Germany: New test for organic milk

by Redaktion (comments: 0)

Scientists from the Department of Safety and Quality of Milk and Fish Products, Max Rubner Institute, Federal Research Institute of Nutrition and Food in Kiel, Germany, reported the development of a new, more effective method to determine whether milk sold as "organic" was actually organic or if it was conventional milk which was mislabelled. Their report was published in the current edition of ACS' Journal of Agricultural and Food Chemistry.

To record the variable effect of feeding, including the seasonal influence on milk composition, three conventionally and three organically produced brands of retail milk were collected biweekly during a period of 18 months. 286 milk samples were analyzed. Threshold values for the identification of German organic milk were established and allowed to delimit almost all conventional samples.
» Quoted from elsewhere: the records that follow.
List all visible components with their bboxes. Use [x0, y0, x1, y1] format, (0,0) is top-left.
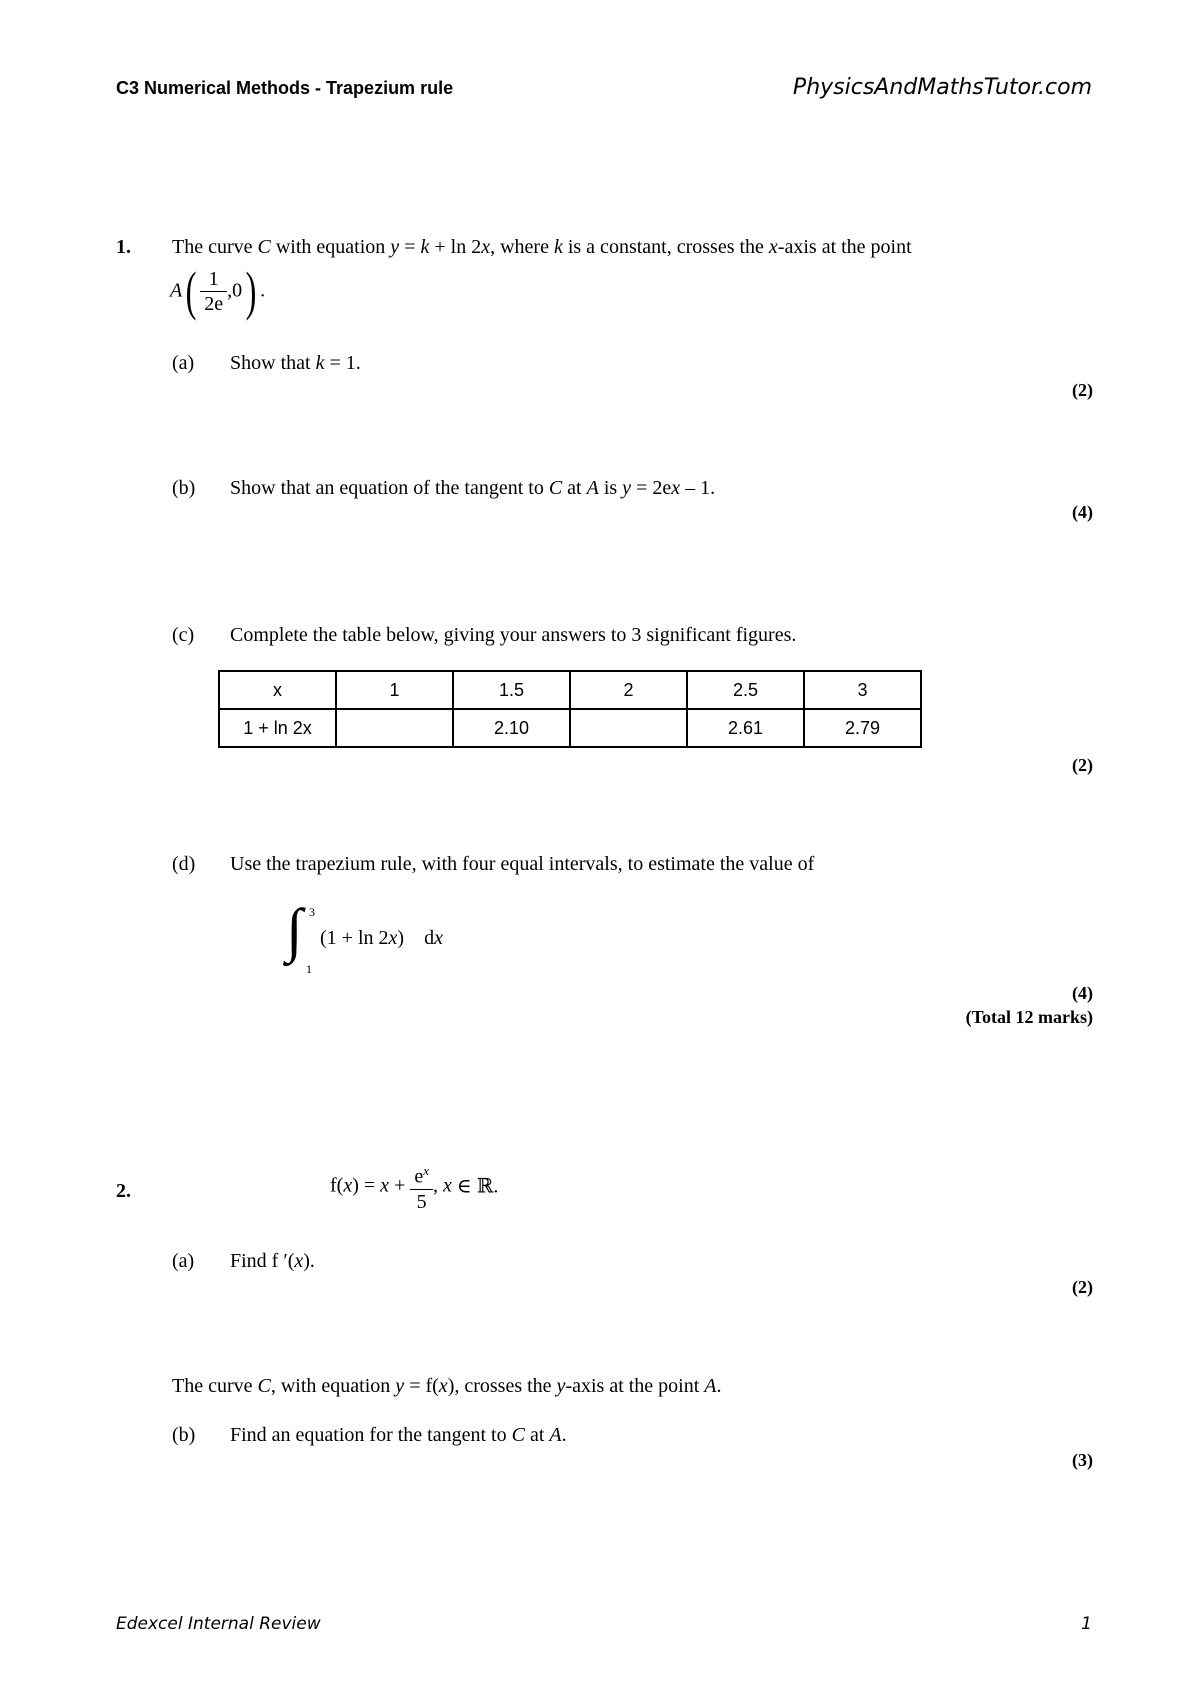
table-cell: 2.10	[453, 709, 570, 747]
table-cell: 2.79	[804, 709, 921, 747]
q2a-marks: (2)	[1072, 1277, 1093, 1297]
integrand: (1 + ln 2x) dx	[320, 927, 443, 949]
q2b-marks: (3)	[1072, 1450, 1093, 1470]
q2-stem: The curve C, with equation y = f(x), crosses the y-axis at the point A.	[172, 1375, 722, 1397]
table-cell: 2.5	[687, 671, 804, 709]
q2b-text: Find an equation for the tangent to C at A.	[230, 1424, 567, 1446]
q1b-text: Show that an equation of the tangent to C at A is y = 2ex – 1.	[230, 477, 716, 499]
q1c-text: Complete the table below, giving your answers to 3 significant figures.	[230, 624, 797, 646]
q1b-marks: (4)	[1072, 502, 1093, 522]
table-cell: 1 + ln 2x	[219, 709, 336, 747]
q1b-label: (b)	[172, 477, 196, 499]
header-site: PhysicsAndMathsTutor.com	[792, 75, 1092, 100]
point-fraction: $\frac{1}{2e}$	[200, 267, 227, 316]
table-cell: 1.5	[453, 671, 570, 709]
table-cell: 3	[804, 671, 921, 709]
table-cell-blank[interactable]	[336, 709, 453, 747]
q2b-label: (b)	[172, 1424, 196, 1446]
table-row	[219, 671, 921, 709]
footer-source: Edexcel Internal Review	[116, 1614, 321, 1634]
q1d-text: Use the trapezium rule, with four equal intervals, to estimate the value of	[230, 853, 815, 875]
table-row	[219, 709, 921, 747]
integral-upper-limit: 3	[309, 905, 315, 919]
page-number: 1	[1081, 1614, 1092, 1634]
function-fraction: $\frac{e^x}{5}$	[410, 1158, 433, 1214]
q1c-label: (c)	[172, 624, 195, 646]
q2a-text: Find f ′(x).	[230, 1250, 315, 1272]
q1a-marks: (2)	[1072, 380, 1093, 400]
q2-number: 2.	[116, 1180, 131, 1202]
table-cell: 2.61	[687, 709, 804, 747]
q1-intro: The curve C with equation y = k + ln 2x, where k is a constant, crosses the x-axis at the point	[172, 236, 912, 258]
q1-number: 1.	[116, 236, 131, 258]
q1-point-a: A( $\frac{1}{2e}$ ,0) .	[170, 261, 266, 321]
integral-expression	[286, 897, 303, 963]
q1a-label: (a)	[172, 352, 195, 374]
q1d-label: (d)	[172, 853, 196, 875]
q1a-text: Show that k = 1.	[230, 352, 361, 374]
table-cell-blank[interactable]	[570, 709, 687, 747]
table-cell: x	[219, 671, 336, 709]
q1c-marks: (2)	[1072, 755, 1093, 775]
q1-total-marks: (Total 12 marks)	[965, 1007, 1093, 1027]
table-cell: 2	[570, 671, 687, 709]
integral-lower-limit: 1	[306, 962, 312, 976]
q1d-marks: (4)	[1072, 983, 1093, 1003]
integral-sign: ∫	[286, 897, 303, 963]
q2-function: f(x) = x + $\frac{e^x}{5}$ , x ∈ ℝ.	[330, 1158, 498, 1214]
values-table	[218, 670, 922, 748]
table-cell: 1	[336, 671, 453, 709]
q2a-label: (a)	[172, 1250, 195, 1272]
header-title: C3 Numerical Methods - Trapezium rule	[116, 78, 454, 98]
Joachim Molkentin and his colleagues' test is based on an analysis of milk fat for the ratio of stable isotopes of carbon. They used it to identify milk samples from cows raised on feed containing a higher ration of maize, reports PhysOrg. This feeding regimen is typical for conventional milk production. Organically raised cows are fed more pasture feed and less maize. Tthe team also identified a significant difference in the alpha-linolenic acid content of milk fat. Organic milk typically has a higher alpha-linolenic acid content than conventional milk.